Astrocytes clearly contribute to one form of cerebrovascular disorder, brain ischemia, which is often caused by stroke. David Rossi, James Brady and Claudia Mohr review the mechanisms by which astrocytes damage and protect neurons that have lost their blood supply. Astrocytic glycogen stores can provide energy to deprived neurons, but can also increase brain damage as a result of lactic acidosis. Release of neurotransmitters such as glutamate from astrocytes can contribute to ischemic brain damage. Because astrocytes are coupled into networks by gap junctions, they are also important in the spread of stroke-induced damage to bystander neurons surrounding the initial injury. Once brain ischemia has begun, it is difficult to deliver drugs to the affected areas, so the authors concentrate on therapeutic agents that could be given to high-risk patients to reduce the damage caused by stroke.

Microglia are the macrophages of the central nervous system. In their review, Uwe-Karsten Hanisch and Helmut Kettenmann describe the complex roles of microglia, which can either protect or damage neurons depending on where and how they are activated. They hypothesize that microglia are chronically engaged in repairing minor insults and that clinical disease is observed only when these repair efforts fail. Microglia respond to a variety of signals suggesting potential disturbance to the structural or functional integrity of the brain. Fully activated microglia are detrimental to neurons, but other stages in the sequence of reactive states may improve neuronal survival by releasing neurotrophic factors or by removing excess glutamate from the extracellular space.
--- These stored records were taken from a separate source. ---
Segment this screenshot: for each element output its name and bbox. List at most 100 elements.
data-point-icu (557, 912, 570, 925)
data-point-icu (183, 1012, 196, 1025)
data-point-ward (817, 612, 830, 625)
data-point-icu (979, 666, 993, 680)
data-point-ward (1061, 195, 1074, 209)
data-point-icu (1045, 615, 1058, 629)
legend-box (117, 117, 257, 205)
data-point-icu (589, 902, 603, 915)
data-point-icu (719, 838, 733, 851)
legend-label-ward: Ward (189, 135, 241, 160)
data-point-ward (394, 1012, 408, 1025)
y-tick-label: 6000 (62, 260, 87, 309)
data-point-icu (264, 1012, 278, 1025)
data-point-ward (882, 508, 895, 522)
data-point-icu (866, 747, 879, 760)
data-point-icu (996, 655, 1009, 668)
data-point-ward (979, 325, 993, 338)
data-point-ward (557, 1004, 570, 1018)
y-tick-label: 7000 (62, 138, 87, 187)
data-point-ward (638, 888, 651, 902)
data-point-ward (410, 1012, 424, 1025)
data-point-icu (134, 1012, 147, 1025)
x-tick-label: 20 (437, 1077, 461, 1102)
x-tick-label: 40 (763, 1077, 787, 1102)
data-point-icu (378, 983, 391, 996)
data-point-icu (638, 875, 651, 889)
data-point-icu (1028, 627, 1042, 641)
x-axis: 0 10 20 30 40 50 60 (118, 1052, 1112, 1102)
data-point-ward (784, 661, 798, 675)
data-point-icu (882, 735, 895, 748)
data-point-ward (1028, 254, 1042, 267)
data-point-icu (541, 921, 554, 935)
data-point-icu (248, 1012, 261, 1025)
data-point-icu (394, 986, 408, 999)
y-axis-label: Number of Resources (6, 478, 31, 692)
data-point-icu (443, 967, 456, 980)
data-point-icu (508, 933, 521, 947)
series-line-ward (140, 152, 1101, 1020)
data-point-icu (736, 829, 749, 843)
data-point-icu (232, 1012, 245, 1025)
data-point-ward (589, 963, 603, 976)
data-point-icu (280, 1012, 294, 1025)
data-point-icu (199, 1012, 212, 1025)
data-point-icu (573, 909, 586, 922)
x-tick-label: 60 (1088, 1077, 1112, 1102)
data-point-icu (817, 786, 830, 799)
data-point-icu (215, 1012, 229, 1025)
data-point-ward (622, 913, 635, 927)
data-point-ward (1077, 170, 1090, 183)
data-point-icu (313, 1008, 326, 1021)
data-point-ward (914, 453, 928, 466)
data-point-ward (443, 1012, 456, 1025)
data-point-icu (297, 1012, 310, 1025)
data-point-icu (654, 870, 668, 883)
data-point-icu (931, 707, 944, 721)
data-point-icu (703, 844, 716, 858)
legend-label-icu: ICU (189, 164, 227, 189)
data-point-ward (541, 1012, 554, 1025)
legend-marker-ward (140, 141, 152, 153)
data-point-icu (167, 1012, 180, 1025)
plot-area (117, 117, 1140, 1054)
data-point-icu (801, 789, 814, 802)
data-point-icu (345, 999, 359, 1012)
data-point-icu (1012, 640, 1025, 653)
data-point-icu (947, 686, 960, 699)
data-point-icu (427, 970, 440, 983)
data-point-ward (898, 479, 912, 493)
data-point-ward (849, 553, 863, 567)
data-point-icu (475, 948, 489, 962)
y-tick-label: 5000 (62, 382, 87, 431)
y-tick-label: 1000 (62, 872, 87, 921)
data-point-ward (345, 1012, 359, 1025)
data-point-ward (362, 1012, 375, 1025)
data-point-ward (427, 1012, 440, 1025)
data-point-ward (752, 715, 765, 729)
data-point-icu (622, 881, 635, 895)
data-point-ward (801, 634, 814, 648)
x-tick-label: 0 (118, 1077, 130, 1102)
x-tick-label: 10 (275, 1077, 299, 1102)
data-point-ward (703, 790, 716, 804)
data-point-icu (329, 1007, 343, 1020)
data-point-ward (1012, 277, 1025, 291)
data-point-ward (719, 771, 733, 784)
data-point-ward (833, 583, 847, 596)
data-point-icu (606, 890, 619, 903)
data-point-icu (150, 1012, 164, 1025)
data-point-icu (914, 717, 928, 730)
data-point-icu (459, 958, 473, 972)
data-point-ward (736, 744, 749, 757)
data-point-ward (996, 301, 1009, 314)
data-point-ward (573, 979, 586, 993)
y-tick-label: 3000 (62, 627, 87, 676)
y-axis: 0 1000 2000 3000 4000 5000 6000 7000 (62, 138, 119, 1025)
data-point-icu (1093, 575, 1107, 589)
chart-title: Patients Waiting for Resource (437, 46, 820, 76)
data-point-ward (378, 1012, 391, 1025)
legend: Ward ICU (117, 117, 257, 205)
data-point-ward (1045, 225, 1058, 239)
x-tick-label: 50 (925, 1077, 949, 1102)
The research described in this focus has made substantial progress toward understanding the role of glia in neuropathology—and by extension the importance of glia in normal brain function. We hope that these articles may inspire further basic and clinical work on these important problems, leading to new treatments for these disorders. Finally, we thank Kalyani Narasimhan, now a Senior Editor at Nature, for conceiving and commissioning this focus during her time at Nature Neuroscience.